I have read this question:
where S.Mcgrew says:
Edit 8/10/18 Bottom line: you're right that wave function collapse violates the principle of causality. The term "measurement problem" encompasses that issue. This article discusses the measurement problem, but does not provide clear explanations. This paper: dives into the philosophical aspects of various approaches to resolving the measurement problem, but is a difficult read. The frustration of trying to come up with an intuitively satisfying interpretation has led to the "stop worrying about it and just do the math" approach to quantum mechanics -- which works, but doesn't fulfill our desire to understand what the math means. End edit
where Jasper says:
Most importantly, it is important to realize that instantaneous is meaningless in QM, since this can never be accurately determined. To determine a change in a system requires two measurements, which themselves take time to complete. In this way it is impossible to say when things "exactly" occurred. That being said, in QM you can determine the time-scale over which the dynamics occurs.

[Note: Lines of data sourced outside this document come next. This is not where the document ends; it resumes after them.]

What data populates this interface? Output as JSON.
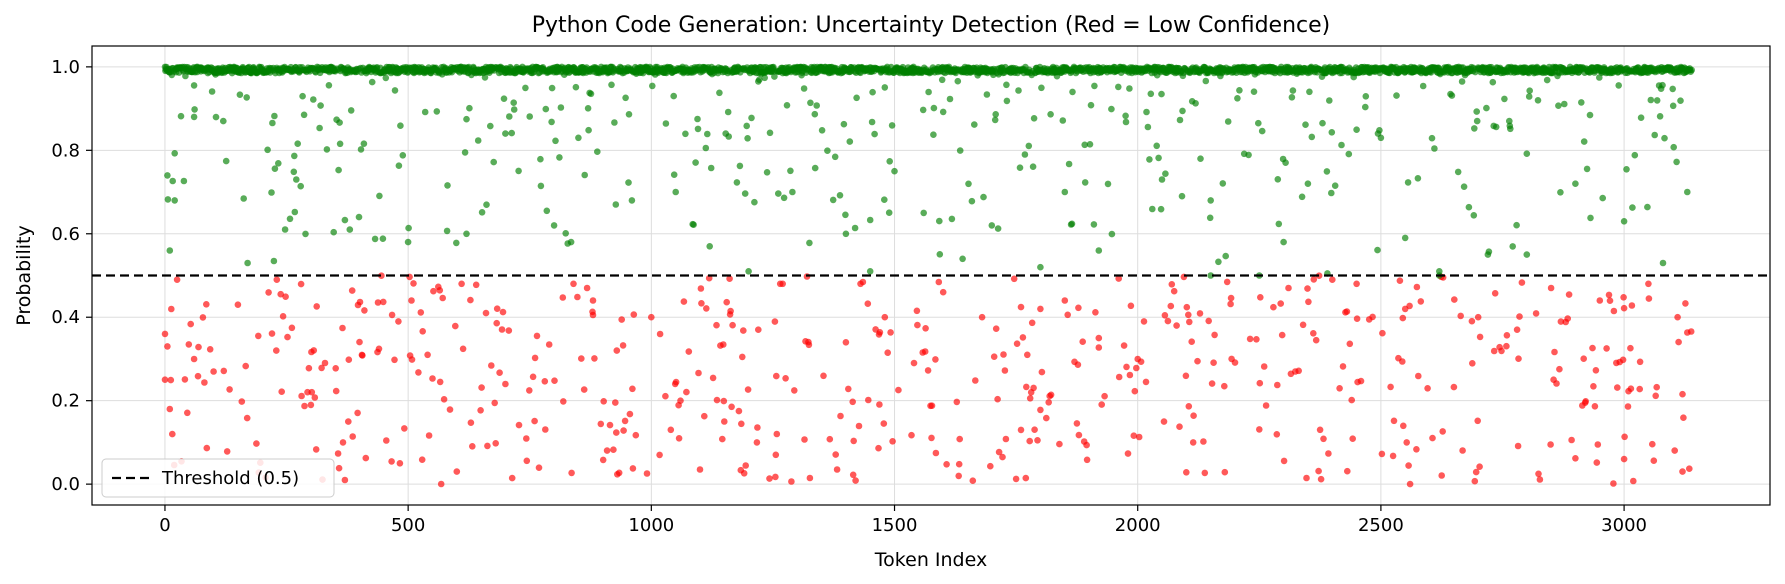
{
  "chart_data": {
    "type": "scatter",
    "title": "Python Code Generation: Uncertainty Detection (Red = Low Confidence)",
    "xlabel": "Token Index",
    "ylabel": "Probability",
    "xlim": [
      -150,
      3300
    ],
    "ylim": [
      -0.05,
      1.05
    ],
    "x_ticks": [
      0,
      500,
      1000,
      1500,
      2000,
      2500,
      3000
    ],
    "y_ticks": [
      0.0,
      0.2,
      0.4,
      0.6,
      0.8,
      1.0
    ],
    "x_tick_labels": [
      "0",
      "500",
      "1000",
      "1500",
      "2000",
      "2500",
      "3000"
    ],
    "y_tick_labels": [
      "0.0",
      "0.2",
      "0.4",
      "0.6",
      "0.8",
      "1.0"
    ],
    "grid": true,
    "n_tokens": 3140,
    "threshold": 0.5,
    "threshold_label": "Threshold (0.5)",
    "legend_position": "lower-left",
    "colors": {
      "high_confidence": "#008000",
      "low_confidence": "#ff0000",
      "threshold": "#000000"
    },
    "series": [
      {
        "color": "green",
        "rule": "probability >= 0.5",
        "points_sample": [
          [
            0,
            1.0
          ],
          [
            5,
            0.74
          ],
          [
            10,
            0.56
          ],
          [
            20,
            0.68
          ],
          [
            60,
            0.88
          ],
          [
            120,
            0.87
          ],
          [
            170,
            0.53
          ],
          [
            270,
            0.73
          ],
          [
            380,
            0.61
          ],
          [
            500,
            0.58
          ],
          [
            620,
            0.6
          ],
          [
            700,
            0.84
          ],
          [
            800,
            0.62
          ],
          [
            850,
            0.83
          ],
          [
            960,
            0.68
          ],
          [
            1050,
            0.7
          ],
          [
            1120,
            0.57
          ],
          [
            1200,
            0.51
          ],
          [
            1290,
            0.7
          ],
          [
            1400,
            0.6
          ],
          [
            1450,
            0.51
          ],
          [
            1500,
            0.75
          ],
          [
            1560,
            0.65
          ],
          [
            1640,
            0.54
          ],
          [
            1700,
            0.62
          ],
          [
            1800,
            0.52
          ],
          [
            1850,
            0.7
          ],
          [
            1920,
            0.56
          ],
          [
            2050,
            0.73
          ],
          [
            2150,
            0.68
          ],
          [
            2300,
            0.58
          ],
          [
            2350,
            0.72
          ],
          [
            2500,
            0.83
          ],
          [
            2550,
            0.59
          ],
          [
            2620,
            0.51
          ],
          [
            2720,
            0.55
          ],
          [
            2800,
            0.55
          ],
          [
            2900,
            0.72
          ],
          [
            3000,
            0.63
          ],
          [
            3080,
            0.53
          ],
          [
            3130,
            0.7
          ]
        ]
      },
      {
        "color": "red",
        "rule": "probability < 0.5",
        "points_sample": [
          [
            0,
            0.36
          ],
          [
            5,
            0.33
          ],
          [
            10,
            0.18
          ],
          [
            15,
            0.12
          ],
          [
            25,
            0.49
          ],
          [
            60,
            0.3
          ],
          [
            100,
            0.27
          ],
          [
            150,
            0.43
          ],
          [
            230,
            0.49
          ],
          [
            300,
            0.19
          ],
          [
            370,
            0.01
          ],
          [
            480,
            0.39
          ],
          [
            540,
            0.31
          ],
          [
            600,
            0.03
          ],
          [
            610,
            0.48
          ],
          [
            660,
            0.41
          ],
          [
            700,
            0.24
          ],
          [
            840,
            0.48
          ],
          [
            880,
            0.44
          ],
          [
            1000,
            0.4
          ],
          [
            1060,
            0.2
          ],
          [
            1150,
            0.15
          ],
          [
            1220,
            0.37
          ],
          [
            1270,
            0.48
          ],
          [
            1400,
            0.34
          ],
          [
            1430,
            0.48
          ],
          [
            1480,
            0.4
          ],
          [
            1540,
            0.29
          ],
          [
            1600,
            0.46
          ],
          [
            1680,
            0.4
          ],
          [
            1760,
            0.13
          ],
          [
            1800,
            0.42
          ],
          [
            1850,
            0.44
          ],
          [
            1920,
            0.35
          ],
          [
            2000,
            0.3
          ],
          [
            2080,
            0.38
          ],
          [
            2150,
            0.5
          ],
          [
            2250,
            0.5
          ],
          [
            2310,
            0.47
          ],
          [
            2400,
            0.49
          ],
          [
            2450,
            0.48
          ],
          [
            2550,
            0.42
          ],
          [
            2560,
            0.0
          ],
          [
            2620,
            0.5
          ],
          [
            2700,
            0.4
          ],
          [
            2780,
            0.37
          ],
          [
            2850,
            0.47
          ],
          [
            2950,
            0.44
          ],
          [
            3000,
            0.06
          ],
          [
            3050,
            0.48
          ],
          [
            3110,
            0.4
          ],
          [
            3120,
            0.03
          ]
        ]
      }
    ]
  }
}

Now causality is where a process (cause) that contributes to another process, an effect. Causes all lie in the past, and effects in the future.
Now I suppose that wavefunction collapse is when a wave function (in a superposition), appears to reduce to a single eigenstate, due to interaction with the external world (observation).
Now I have not found why wave function collapse (that is, apparent reduction to a single eigenstate) would violate causality.
- Why does wave function collapse violate causality?